Ear tubes are surgically implanted tubes placed through the eardrum that allow proper air circulation. Doctors typically recommend ear tubes for children who have frequent ear infections or fluid behind the eardrum, resulting in hearing loss. According to Virginia Commonwealth University Medical Center, the tubes typically remain in the ear for 12 to 18 months. If the ear tubes do not naturally migrate out of the ear after this point, a doctor may opt to remove them surgically.

Swimming Dangers

If your child has ear tubes in place, talk with your doctor before allowing her to swim. If your doctor allows your child to swim, you should still restrict her from diving or dunking her head under water as much as possible. Water can dislodge the ear tubes, especially if your child dives deep, where the water pressure becomes greater. The College of Medicine at the University of Florida warns that you should only allow your child to swim in clear, chlorinated water found in pools -- and avoid the un-chlorinated water found in springs, lakes and oceans. The bacteria found in un-chlorinated water puts your child at a higher risk of developing an infection.
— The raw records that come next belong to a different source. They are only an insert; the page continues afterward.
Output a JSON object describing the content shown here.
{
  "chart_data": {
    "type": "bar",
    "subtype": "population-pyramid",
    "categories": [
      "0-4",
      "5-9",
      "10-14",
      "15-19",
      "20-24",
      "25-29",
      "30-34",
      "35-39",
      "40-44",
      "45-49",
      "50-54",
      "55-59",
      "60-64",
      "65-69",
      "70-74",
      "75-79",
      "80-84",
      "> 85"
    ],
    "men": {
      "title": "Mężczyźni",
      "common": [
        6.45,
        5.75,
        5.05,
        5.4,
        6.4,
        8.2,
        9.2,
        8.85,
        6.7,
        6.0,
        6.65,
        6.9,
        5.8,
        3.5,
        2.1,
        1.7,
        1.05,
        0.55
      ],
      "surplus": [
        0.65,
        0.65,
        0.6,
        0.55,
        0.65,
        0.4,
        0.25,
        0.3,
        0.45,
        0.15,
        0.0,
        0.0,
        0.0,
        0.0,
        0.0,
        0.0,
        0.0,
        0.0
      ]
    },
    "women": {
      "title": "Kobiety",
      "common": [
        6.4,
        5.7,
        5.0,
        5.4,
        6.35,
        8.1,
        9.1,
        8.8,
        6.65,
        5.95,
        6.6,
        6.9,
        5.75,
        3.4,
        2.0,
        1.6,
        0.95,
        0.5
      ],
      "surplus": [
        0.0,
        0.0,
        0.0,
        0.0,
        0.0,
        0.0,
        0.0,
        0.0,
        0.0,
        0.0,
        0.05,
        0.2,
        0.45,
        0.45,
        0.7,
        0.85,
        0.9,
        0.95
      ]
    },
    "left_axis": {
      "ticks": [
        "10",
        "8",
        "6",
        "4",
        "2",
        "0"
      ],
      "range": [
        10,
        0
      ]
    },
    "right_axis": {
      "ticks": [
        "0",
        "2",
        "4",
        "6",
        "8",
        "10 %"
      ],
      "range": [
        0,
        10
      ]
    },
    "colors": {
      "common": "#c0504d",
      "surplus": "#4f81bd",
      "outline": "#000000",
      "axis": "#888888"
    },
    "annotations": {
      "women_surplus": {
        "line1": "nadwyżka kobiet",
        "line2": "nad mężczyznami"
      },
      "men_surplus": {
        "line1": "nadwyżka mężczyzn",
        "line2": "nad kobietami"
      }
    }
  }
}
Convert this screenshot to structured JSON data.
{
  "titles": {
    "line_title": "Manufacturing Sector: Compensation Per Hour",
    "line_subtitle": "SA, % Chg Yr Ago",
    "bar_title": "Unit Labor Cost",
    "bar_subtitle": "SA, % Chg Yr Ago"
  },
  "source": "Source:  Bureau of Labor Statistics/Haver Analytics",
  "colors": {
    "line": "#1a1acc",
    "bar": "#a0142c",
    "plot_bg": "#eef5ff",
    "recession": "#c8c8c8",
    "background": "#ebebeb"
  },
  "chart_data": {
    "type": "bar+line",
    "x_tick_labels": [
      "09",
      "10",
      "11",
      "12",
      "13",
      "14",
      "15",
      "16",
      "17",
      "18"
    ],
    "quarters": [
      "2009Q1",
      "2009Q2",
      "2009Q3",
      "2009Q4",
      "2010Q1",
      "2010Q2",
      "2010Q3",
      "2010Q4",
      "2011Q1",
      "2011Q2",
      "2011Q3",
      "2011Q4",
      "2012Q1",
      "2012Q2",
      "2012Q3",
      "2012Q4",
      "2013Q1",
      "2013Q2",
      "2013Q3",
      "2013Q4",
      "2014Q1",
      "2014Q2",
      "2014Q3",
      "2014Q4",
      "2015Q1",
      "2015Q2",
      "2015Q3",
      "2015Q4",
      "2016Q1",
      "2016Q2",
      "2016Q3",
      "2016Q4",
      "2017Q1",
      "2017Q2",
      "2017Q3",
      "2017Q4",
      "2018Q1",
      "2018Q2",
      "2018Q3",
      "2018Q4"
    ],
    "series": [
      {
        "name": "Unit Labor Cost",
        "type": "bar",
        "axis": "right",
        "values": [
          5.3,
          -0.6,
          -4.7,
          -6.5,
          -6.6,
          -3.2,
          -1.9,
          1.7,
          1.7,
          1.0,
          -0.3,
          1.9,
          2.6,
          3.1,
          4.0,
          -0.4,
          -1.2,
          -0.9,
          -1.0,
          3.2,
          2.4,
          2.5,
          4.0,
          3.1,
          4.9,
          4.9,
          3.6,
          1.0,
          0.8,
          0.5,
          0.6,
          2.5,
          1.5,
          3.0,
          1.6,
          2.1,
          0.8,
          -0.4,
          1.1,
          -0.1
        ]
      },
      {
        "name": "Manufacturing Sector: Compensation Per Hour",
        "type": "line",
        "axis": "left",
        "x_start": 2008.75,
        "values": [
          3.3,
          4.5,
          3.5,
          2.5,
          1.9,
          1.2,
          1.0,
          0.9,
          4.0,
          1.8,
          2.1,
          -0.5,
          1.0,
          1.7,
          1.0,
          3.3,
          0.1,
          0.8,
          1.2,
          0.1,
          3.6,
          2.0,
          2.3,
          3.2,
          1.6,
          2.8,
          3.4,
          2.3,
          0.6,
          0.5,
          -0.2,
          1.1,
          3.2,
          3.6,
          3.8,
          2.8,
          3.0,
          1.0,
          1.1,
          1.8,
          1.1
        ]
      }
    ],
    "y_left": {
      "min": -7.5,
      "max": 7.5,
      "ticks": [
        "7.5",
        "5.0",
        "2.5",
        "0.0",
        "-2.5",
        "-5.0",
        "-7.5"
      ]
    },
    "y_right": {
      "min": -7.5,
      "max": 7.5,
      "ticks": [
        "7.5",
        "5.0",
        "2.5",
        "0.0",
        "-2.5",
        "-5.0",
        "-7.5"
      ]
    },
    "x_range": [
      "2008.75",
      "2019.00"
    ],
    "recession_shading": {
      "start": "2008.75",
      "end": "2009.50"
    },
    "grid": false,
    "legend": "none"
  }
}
Reducing the Risk of Infection

Earplugs or swimming caps may help reduce the risk of water and bacteria entering the ear during swimming. Most drugstore ear plugs work effectively, but many audiologists also offer custom fitted earplugs for children with ear tubes. If your child gets water trapped in an ear after swimming, drain it. Have her lay on her side with the water-logged ear facing down for 10 to 15 minutes. The Nemour Foundation also recommends drying your child's ears with a hair dryer on a low setting after she gets out of the pool.

Swimmer's Ear

Swimmer's ear occurs when bacteria enters the ear canal via moisture. Water that contains bacteria prior to entering the ear can cause an infection, as can water that gathers and breeds bacteria as it sits in the ear undrained. Children with ear tubes in place cannot use over-the-counter alcohol ear-drops to help dry out the ear, putting them at greater risk of infection if water does get lodged. If your child has ear tubes and gets an infection after swimming, immediately contact your doctor. The doctor will likely prescribe an oral antibiotic or antibiotic ear-drops.